Why send off Antaro in the heir’s coat? Why send Cajeiri up to the engine? Diversion, to be surec but should anyone think the young lord would leave this train, this banner?

Except if security feared a traitor in their midst, in contact, somehow, with Murini’s forces.

One of Tatiseigi’s men such a traitor might be, or one they had no way to know among their other allies.

But would the heir desert his father’s cause, under such circumstances? Would he leave his great-grandmother?

Murini would, in a heartbeat. It was the recipient of the information that counted: Murini might believe the boy would go.

Murini always had, changing sides with every breezec a long, long history of fast footwork.

Quivering iron railing slid constantly under his hands.

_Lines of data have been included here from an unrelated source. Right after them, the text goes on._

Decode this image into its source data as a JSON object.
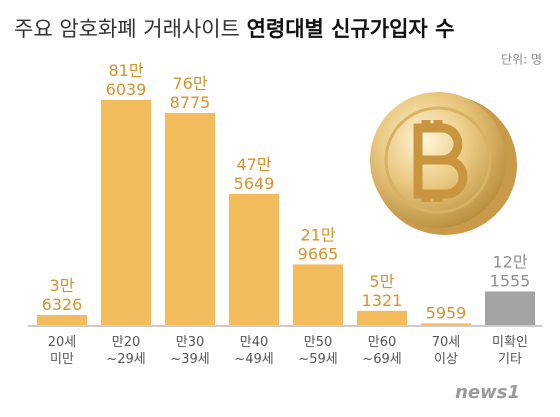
{
  "chart_data": {
    "type": "bar",
    "title": "주요 암호화폐 거래사이트",
    "title_bold": "연령대별 신규가입자 수",
    "unit": "단위: 명",
    "source": "news1",
    "categories": [
      "20세 미만",
      "만20 ~29세",
      "만30 ~39세",
      "만40 ~49세",
      "만50 ~59세",
      "만60 ~69세",
      "70세 이상",
      "미확인 기타"
    ],
    "values": [
      36326,
      816039,
      768775,
      475649,
      219665,
      51321,
      5959,
      121555
    ],
    "value_labels": [
      "3만 6326",
      "81만 6039",
      "76만 8775",
      "47만 5649",
      "21만 9665",
      "5만 1321",
      "5959",
      "12만 1555"
    ],
    "colors": [
      "#f2bb5c",
      "#f2bb5c",
      "#f2bb5c",
      "#f2bb5c",
      "#f2bb5c",
      "#f2bb5c",
      "#f2bb5c",
      "#a3a3a3"
    ],
    "label_colors": [
      "#d9922b",
      "#d9922b",
      "#d9922b",
      "#d9922b",
      "#d9922b",
      "#d9922b",
      "#d9922b",
      "#8f8f8f"
    ]
  }
}
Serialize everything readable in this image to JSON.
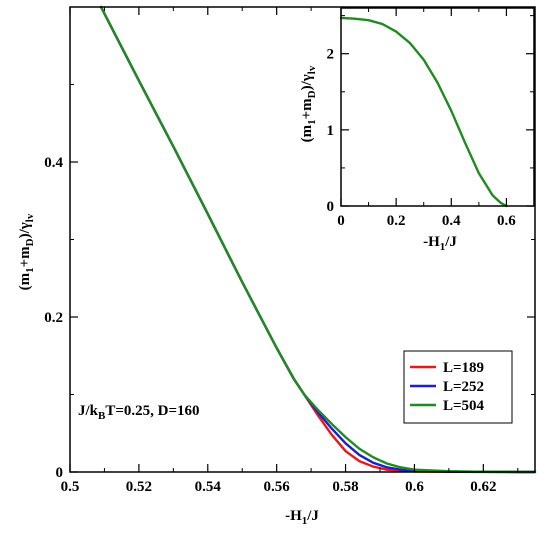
{
  "chart_data": [
    {
      "type": "line",
      "panel": "main",
      "xlabel_parts": [
        "-H",
        "1",
        "/J"
      ],
      "ylabel_parts": [
        "(m",
        "1",
        "+m",
        "D",
        ")/γ",
        "lv"
      ],
      "xlim": [
        0.5,
        0.635
      ],
      "ylim": [
        0,
        0.6
      ],
      "xticks": [
        "0.5",
        "0.52",
        "0.54",
        "0.56",
        "0.58",
        "0.6",
        "0.62"
      ],
      "xtick_values": [
        0.5,
        0.52,
        0.54,
        0.56,
        0.58,
        0.6,
        0.62
      ],
      "yticks": [
        "0",
        "0.2",
        "0.4"
      ],
      "ytick_values": [
        0,
        0.2,
        0.4
      ],
      "annotation_parts": [
        "J/k",
        "B",
        "T=0.25, D=160"
      ],
      "legend_position": "lower-right",
      "series": [
        {
          "name": "L=189",
          "color": "#e41a1c",
          "x": [
            0.509,
            0.52,
            0.53,
            0.54,
            0.55,
            0.56,
            0.565,
            0.568,
            0.572,
            0.576,
            0.58,
            0.584,
            0.588,
            0.592,
            0.596,
            0.6,
            0.61,
            0.62,
            0.63,
            0.635
          ],
          "y": [
            0.6,
            0.505,
            0.42,
            0.333,
            0.245,
            0.16,
            0.12,
            0.1,
            0.073,
            0.048,
            0.027,
            0.014,
            0.007,
            0.003,
            0.0015,
            0.0008,
            0.0003,
            0.0001,
            0.0,
            0.0
          ]
        },
        {
          "name": "L=252",
          "color": "#1f1fc8",
          "x": [
            0.509,
            0.52,
            0.53,
            0.54,
            0.55,
            0.56,
            0.565,
            0.568,
            0.572,
            0.576,
            0.58,
            0.584,
            0.588,
            0.592,
            0.596,
            0.6,
            0.61,
            0.62,
            0.63,
            0.635
          ],
          "y": [
            0.6,
            0.505,
            0.42,
            0.333,
            0.245,
            0.16,
            0.12,
            0.1,
            0.077,
            0.056,
            0.037,
            0.022,
            0.012,
            0.006,
            0.003,
            0.0015,
            0.0005,
            0.0002,
            0.0,
            0.0
          ]
        },
        {
          "name": "L=504",
          "color": "#1e8c1e",
          "x": [
            0.509,
            0.52,
            0.53,
            0.54,
            0.55,
            0.56,
            0.565,
            0.568,
            0.572,
            0.576,
            0.58,
            0.584,
            0.588,
            0.592,
            0.596,
            0.6,
            0.61,
            0.62,
            0.63,
            0.635
          ],
          "y": [
            0.6,
            0.505,
            0.42,
            0.333,
            0.245,
            0.16,
            0.12,
            0.1,
            0.08,
            0.062,
            0.045,
            0.03,
            0.019,
            0.011,
            0.006,
            0.003,
            0.001,
            0.0003,
            0.0001,
            0.0
          ]
        }
      ]
    },
    {
      "type": "line",
      "panel": "inset",
      "xlabel_parts": [
        "-H",
        "1",
        "/J"
      ],
      "ylabel_parts": [
        "(m",
        "1",
        "+m",
        "D",
        ")/γ",
        "lv"
      ],
      "xlim": [
        0,
        0.7
      ],
      "ylim": [
        0,
        2.6
      ],
      "xticks": [
        "0",
        "0.2",
        "0.4",
        "0.6"
      ],
      "xtick_values": [
        0,
        0.2,
        0.4,
        0.6
      ],
      "yticks": [
        "0",
        "1",
        "2"
      ],
      "ytick_values": [
        0,
        1,
        2
      ],
      "series": [
        {
          "color": "#1e8c1e",
          "x": [
            0.0,
            0.05,
            0.1,
            0.15,
            0.2,
            0.25,
            0.3,
            0.35,
            0.4,
            0.45,
            0.5,
            0.55,
            0.58,
            0.6
          ],
          "y": [
            2.47,
            2.46,
            2.44,
            2.39,
            2.29,
            2.14,
            1.92,
            1.62,
            1.25,
            0.83,
            0.43,
            0.14,
            0.04,
            0.0
          ]
        }
      ]
    }
  ]
}
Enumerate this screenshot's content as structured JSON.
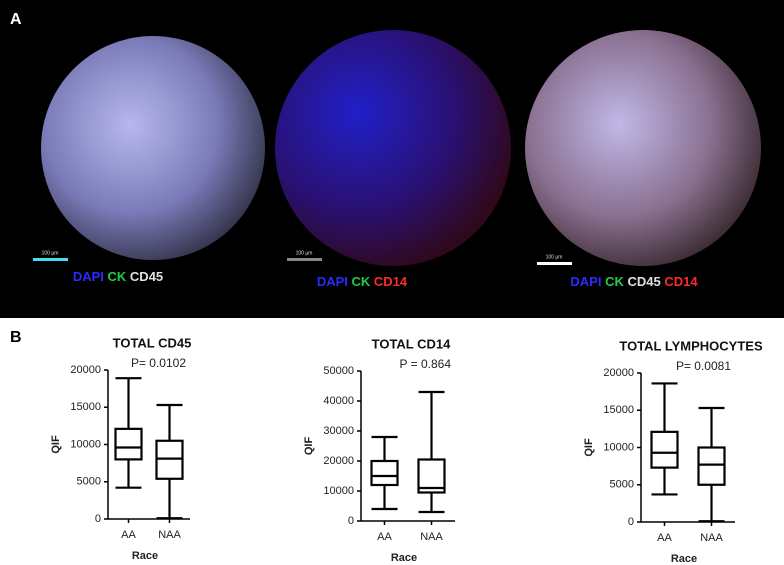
{
  "panel_a": {
    "label": "A",
    "images": [
      {
        "scale_bar": "100 µm",
        "caption": [
          {
            "text": "DAPI",
            "color": "#2b2bff"
          },
          {
            "text": "CK",
            "color": "#22cc44"
          },
          {
            "text": "CD45",
            "color": "#e0e0e0"
          }
        ]
      },
      {
        "scale_bar": "100 µm",
        "caption": [
          {
            "text": "DAPI",
            "color": "#2b2bff"
          },
          {
            "text": "CK",
            "color": "#22cc44"
          },
          {
            "text": "CD14",
            "color": "#ff2a2a"
          }
        ]
      },
      {
        "scale_bar": "100 µm",
        "caption": [
          {
            "text": "DAPI",
            "color": "#2b2bff"
          },
          {
            "text": "CK",
            "color": "#22cc44"
          },
          {
            "text": "CD45",
            "color": "#e0e0e0"
          },
          {
            "text": "CD14",
            "color": "#ff2a2a"
          }
        ]
      }
    ]
  },
  "panel_b": {
    "label": "B"
  },
  "chart_data": [
    {
      "type": "box",
      "title": "TOTAL CD45",
      "annotation": "P= 0.0102",
      "y_label": "QIF",
      "x_label": "Race",
      "categories": [
        "AA",
        "NAA"
      ],
      "boxes": [
        {
          "min": 4200,
          "q1": 8000,
          "median": 9600,
          "q3": 12100,
          "max": 18900
        },
        {
          "min": 100,
          "q1": 5400,
          "median": 8100,
          "q3": 10500,
          "max": 15300
        }
      ],
      "ylim": [
        0,
        20000
      ],
      "yticks": [
        0,
        5000,
        10000,
        15000,
        20000
      ]
    },
    {
      "type": "box",
      "title": "TOTAL CD14",
      "annotation": "P = 0.864",
      "y_label": "QIF",
      "x_label": "Race",
      "categories": [
        "AA",
        "NAA"
      ],
      "boxes": [
        {
          "min": 4000,
          "q1": 12000,
          "median": 15000,
          "q3": 20000,
          "max": 28000
        },
        {
          "min": 3000,
          "q1": 9500,
          "median": 11000,
          "q3": 20500,
          "max": 43000
        }
      ],
      "ylim": [
        0,
        50000
      ],
      "yticks": [
        0,
        10000,
        20000,
        30000,
        40000,
        50000
      ]
    },
    {
      "type": "box",
      "title": "TOTAL LYMPHOCYTES",
      "annotation": "P= 0.0081",
      "y_label": "QIF",
      "x_label": "Race",
      "categories": [
        "AA",
        "NAA"
      ],
      "boxes": [
        {
          "min": 3700,
          "q1": 7300,
          "median": 9300,
          "q3": 12100,
          "max": 18600
        },
        {
          "min": 100,
          "q1": 5000,
          "median": 7700,
          "q3": 10000,
          "max": 15300
        }
      ],
      "ylim": [
        0,
        20000
      ],
      "yticks": [
        0,
        5000,
        10000,
        15000,
        20000
      ]
    }
  ]
}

Wind battered him as the train’s turn smoothed out, gathered speed, and carried the exhaust away in favor of cold, rushing air. His catwalk ended in another ladder. This one brought him down to a small, sheltered platform with a door into the cab, while another ladder offered steps downward. The driving wheels thundered under the small gridwork platform where he stood, making it impossible to hear.